From December 2007 through September 2008, we committed $537 billion. That is not money spent, but it is money put at risk by guaranteeing various financial instruments, and by loaning to banks that could not otherwise get loans.
But in September 2008 the Fed went nuts, nearly doubling the commitment to $1097 billion, or around $5500 per taxpayer. (There are around 200M taxpayers, right?)
And then in October, the FDIC joined the Fed, and, according to the NYT, together they upped the commitment to $5069 billion. I am not following the NYT very well here, however, since it appears that $1600 billion of this refers to the size of the commercial paper pool, and not the size of the projected government purchases within that pool. So it's not like the government is actually selling $5 trillion of T bills.
It appears the Fed has become the world's underwriter. The commercial paper thing appears pretty transparent, for instance. The Fed sells T bills at 1% interest, and buys commercial paper at 5 to 10% interest. So long as the default rate is lower than the spread, the Fed makes money. Given the size of the money flow here, it is possible that the Fed could either make or lose amounts similar to the size of the national debt over the next couple of years.

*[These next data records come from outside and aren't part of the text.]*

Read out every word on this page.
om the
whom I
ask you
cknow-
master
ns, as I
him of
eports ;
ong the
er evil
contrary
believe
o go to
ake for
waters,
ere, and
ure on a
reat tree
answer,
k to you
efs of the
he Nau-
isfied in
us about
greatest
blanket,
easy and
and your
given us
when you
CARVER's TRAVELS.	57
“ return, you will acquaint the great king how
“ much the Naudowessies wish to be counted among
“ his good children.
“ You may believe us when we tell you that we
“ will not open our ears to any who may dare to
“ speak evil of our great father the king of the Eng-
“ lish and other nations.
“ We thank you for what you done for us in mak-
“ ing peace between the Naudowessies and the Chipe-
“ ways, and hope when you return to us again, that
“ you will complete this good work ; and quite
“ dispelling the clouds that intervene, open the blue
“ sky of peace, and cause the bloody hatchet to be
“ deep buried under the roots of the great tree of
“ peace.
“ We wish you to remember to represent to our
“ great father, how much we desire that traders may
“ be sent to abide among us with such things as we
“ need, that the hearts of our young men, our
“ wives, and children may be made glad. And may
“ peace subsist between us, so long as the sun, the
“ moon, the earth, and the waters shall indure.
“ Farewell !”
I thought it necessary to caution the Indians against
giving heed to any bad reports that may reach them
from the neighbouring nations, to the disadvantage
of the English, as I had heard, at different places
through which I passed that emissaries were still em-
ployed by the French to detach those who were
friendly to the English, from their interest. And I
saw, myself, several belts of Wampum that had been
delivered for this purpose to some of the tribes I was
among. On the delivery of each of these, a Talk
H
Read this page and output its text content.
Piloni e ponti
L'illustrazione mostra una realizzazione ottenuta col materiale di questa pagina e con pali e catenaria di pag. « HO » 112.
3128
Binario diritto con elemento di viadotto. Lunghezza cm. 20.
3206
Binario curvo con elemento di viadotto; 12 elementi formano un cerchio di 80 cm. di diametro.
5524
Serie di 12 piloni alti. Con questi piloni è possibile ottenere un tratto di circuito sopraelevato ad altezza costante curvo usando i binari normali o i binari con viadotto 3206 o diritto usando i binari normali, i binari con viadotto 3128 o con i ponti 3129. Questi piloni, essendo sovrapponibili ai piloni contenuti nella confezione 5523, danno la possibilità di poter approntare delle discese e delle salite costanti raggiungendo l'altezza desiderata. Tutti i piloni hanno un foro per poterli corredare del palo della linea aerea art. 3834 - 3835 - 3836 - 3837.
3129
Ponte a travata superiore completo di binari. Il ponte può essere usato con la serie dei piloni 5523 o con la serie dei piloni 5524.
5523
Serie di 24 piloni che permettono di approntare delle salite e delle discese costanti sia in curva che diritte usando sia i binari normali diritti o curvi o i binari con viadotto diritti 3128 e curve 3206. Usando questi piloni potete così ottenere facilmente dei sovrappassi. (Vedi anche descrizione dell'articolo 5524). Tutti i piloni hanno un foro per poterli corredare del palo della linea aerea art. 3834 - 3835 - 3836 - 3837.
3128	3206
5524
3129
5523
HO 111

Of course the problem is that someone at the Fed has to decide what rate they want for paper from which companies. Since the decisions required are vast -- they have to price the entire commercial paper market -- one presumes the same people are doing this that just presided over the credit default swap implosion. So, it seems like we might be more likely to headed for the "likely to double the national debt" outcome and less likely to end up at the "paid back the national debt" outcome.
This is Macroeconomics, for real. Wow. It really makes you wish there were a way to get off this train.